No words came from her, only a single sharp nod of her head.

“Let her stay,” I told Nettle, and with a sigh my elder daughter rose.

She rolled her shoulders, stretched, and added with a sigh, “Perhaps it’s better this way. Let her wear herself out and fall asleep. Once she’s bundled up tomorrow, she can catch up on her rest for part of the journey.”

Nettle had not accepted her sister’s response. I had to make it clear for her. I leaned down toward my younger daughter.

“Bee? Do you want to go on a journey with Nettle tomorrow, to Buckkeep Castle? Or do you want to stay here at Withywoods with me?”

Bee turned her head, and her pale glance slipped past both of us. She looked up into the dark recesses of the ceiling. Her eyes darted to me once and then away. She took a long slow breath. She spoke each word distinctly. “I do not wish to go to Buckkeep Castle. Thank you, Nettle, for your kind offer. But I will be staying home here, at Withywoods.”

I looked at Nettle and turned a hand up. “She says she wants to stay here.”
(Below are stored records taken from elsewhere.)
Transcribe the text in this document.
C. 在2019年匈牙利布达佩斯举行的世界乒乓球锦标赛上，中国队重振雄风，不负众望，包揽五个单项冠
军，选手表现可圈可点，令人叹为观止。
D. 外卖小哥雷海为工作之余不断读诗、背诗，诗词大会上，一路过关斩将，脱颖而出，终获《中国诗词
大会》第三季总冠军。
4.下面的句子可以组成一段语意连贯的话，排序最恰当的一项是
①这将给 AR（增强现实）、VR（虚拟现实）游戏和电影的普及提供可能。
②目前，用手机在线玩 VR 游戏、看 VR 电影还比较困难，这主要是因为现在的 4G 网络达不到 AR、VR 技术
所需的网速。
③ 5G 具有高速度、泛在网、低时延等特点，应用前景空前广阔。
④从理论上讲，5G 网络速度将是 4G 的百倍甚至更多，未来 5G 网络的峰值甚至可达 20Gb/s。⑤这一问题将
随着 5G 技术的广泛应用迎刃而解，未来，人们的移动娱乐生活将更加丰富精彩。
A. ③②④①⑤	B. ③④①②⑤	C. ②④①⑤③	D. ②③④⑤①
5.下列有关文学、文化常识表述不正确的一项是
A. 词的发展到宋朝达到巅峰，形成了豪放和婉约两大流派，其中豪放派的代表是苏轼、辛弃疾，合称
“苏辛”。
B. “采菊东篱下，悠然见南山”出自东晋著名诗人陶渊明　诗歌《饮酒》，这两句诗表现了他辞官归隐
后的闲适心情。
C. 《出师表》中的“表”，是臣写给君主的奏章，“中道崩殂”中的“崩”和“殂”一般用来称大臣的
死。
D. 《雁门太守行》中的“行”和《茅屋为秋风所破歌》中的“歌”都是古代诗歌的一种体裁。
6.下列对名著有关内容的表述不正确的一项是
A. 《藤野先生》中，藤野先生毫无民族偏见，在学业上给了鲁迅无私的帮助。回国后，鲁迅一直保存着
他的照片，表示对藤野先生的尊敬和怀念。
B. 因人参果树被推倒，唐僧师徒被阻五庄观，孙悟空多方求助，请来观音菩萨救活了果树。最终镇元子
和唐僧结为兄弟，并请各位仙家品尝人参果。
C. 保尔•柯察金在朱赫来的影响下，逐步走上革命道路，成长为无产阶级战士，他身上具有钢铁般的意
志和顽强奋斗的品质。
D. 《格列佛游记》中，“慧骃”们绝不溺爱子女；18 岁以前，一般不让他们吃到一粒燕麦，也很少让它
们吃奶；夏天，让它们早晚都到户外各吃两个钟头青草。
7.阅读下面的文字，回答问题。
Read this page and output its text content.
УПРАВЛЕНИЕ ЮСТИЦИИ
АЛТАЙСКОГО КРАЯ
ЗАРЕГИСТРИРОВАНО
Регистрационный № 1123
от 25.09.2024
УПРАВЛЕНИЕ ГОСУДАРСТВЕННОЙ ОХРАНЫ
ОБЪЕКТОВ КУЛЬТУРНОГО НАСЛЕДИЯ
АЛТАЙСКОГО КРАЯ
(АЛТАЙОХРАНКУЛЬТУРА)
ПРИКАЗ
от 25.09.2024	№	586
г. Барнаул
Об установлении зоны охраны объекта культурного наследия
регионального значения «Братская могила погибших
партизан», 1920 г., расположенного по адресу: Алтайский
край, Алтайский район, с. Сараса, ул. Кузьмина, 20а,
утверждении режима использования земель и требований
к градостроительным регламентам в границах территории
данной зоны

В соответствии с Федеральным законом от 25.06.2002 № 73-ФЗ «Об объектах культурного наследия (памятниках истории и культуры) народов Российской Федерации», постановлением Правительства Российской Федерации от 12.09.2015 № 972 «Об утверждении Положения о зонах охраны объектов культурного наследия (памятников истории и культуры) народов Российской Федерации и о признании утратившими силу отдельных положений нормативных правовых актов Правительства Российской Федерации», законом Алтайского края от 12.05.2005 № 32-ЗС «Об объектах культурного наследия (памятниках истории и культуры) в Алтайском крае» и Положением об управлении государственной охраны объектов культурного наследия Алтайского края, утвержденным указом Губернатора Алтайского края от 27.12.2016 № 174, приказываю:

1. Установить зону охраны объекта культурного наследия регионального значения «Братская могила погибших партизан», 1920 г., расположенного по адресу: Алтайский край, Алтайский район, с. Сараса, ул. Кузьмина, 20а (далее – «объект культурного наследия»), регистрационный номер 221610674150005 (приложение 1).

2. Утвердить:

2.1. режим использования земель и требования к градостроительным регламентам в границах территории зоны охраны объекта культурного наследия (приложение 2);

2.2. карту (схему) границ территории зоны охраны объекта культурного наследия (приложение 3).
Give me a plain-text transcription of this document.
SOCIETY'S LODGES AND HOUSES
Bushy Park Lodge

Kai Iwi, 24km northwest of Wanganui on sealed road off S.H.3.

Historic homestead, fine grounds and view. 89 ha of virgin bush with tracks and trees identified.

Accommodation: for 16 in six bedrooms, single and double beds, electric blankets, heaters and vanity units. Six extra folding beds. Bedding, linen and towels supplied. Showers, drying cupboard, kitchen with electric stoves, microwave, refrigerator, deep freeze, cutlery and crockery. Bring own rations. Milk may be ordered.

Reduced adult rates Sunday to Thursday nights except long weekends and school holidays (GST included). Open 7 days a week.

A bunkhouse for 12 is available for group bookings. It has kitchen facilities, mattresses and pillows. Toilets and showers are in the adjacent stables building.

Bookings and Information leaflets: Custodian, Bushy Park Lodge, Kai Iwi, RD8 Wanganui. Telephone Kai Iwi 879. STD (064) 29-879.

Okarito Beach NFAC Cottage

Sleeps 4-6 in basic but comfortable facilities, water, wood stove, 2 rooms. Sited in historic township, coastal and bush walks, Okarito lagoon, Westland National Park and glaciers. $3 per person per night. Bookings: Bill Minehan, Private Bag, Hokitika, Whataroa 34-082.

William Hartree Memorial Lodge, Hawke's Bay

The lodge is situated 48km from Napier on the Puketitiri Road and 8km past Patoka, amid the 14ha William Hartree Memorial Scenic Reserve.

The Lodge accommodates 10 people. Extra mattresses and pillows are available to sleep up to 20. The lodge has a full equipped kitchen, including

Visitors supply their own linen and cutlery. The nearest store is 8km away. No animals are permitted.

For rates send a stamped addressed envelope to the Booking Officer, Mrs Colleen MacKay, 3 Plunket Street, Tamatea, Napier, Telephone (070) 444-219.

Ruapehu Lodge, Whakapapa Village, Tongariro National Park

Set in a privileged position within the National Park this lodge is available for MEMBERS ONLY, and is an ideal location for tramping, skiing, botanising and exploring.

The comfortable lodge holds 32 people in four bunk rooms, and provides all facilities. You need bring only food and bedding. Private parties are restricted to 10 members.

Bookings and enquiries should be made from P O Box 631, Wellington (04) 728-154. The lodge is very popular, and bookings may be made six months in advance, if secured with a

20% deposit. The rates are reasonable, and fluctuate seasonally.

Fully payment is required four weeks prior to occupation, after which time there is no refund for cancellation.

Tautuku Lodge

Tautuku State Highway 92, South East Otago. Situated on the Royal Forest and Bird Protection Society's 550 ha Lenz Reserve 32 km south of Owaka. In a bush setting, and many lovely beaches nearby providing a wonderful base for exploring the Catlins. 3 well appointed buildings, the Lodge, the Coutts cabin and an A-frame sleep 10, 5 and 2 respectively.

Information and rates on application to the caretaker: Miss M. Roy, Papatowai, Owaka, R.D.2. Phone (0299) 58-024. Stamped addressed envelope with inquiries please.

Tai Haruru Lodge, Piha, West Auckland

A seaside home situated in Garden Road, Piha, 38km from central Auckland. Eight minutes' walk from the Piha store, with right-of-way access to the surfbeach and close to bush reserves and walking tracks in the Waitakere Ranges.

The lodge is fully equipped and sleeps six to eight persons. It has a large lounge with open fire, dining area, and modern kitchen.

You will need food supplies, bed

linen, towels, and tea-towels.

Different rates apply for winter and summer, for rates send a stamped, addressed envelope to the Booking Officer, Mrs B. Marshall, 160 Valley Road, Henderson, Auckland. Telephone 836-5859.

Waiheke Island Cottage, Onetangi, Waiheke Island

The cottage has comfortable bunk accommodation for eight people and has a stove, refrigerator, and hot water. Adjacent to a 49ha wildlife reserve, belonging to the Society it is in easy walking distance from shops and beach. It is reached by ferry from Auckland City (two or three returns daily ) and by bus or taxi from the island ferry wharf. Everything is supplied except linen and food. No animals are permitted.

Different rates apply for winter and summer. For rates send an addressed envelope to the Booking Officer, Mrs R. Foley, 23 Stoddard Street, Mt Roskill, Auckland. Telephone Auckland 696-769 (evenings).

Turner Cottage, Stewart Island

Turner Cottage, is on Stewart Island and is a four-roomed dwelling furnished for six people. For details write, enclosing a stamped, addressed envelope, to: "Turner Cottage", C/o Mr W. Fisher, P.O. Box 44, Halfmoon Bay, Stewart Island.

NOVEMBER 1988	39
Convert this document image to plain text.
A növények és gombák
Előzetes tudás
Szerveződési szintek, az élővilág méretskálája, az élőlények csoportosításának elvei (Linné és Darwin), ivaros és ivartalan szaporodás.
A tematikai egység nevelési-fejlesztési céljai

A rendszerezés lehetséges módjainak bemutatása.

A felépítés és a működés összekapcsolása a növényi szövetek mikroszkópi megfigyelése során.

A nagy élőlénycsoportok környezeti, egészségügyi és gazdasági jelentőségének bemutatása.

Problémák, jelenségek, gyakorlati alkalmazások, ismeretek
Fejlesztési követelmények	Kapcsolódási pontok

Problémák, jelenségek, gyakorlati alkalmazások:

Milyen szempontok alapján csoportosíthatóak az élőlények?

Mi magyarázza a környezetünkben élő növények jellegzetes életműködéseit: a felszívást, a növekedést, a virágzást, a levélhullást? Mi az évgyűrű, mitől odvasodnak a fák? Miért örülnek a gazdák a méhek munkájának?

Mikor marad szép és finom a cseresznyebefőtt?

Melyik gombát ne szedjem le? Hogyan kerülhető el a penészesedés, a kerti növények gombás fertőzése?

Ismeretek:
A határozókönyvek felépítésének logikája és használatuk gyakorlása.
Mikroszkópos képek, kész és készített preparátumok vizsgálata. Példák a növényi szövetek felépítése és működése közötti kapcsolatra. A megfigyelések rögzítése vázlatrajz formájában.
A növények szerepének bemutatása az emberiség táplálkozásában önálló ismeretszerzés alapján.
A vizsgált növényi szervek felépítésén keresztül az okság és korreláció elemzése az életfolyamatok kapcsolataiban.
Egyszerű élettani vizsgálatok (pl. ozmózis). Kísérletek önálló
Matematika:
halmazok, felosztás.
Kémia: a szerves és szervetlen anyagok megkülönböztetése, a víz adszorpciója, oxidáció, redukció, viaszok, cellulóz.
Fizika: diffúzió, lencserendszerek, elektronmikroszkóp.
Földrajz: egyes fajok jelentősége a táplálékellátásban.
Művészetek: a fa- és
“I heard her,” she replied sharply. She looked jolted at hearing her sister speak, but I maintained a calm façade. I would not betray that this was more talking than she usually did in a week, let alone that her enunciation was unusually clear. Bee and I were in this together, I sensed. Allies. So I looked at Nettle calmly as if I were not startled at all.

For a moment Nettle resembled her mother right before she would fly into a temper. I looked at her and my heart smote me. Why had I so often provoked that look from Molly when she had been alive? Couldn’t I have been kinder, gentler? Couldn’t I have let her have her way more often? Black and utter loneliness rose in me. I felt sick with it, as if the emptiness were something I needed to vomit out of my body.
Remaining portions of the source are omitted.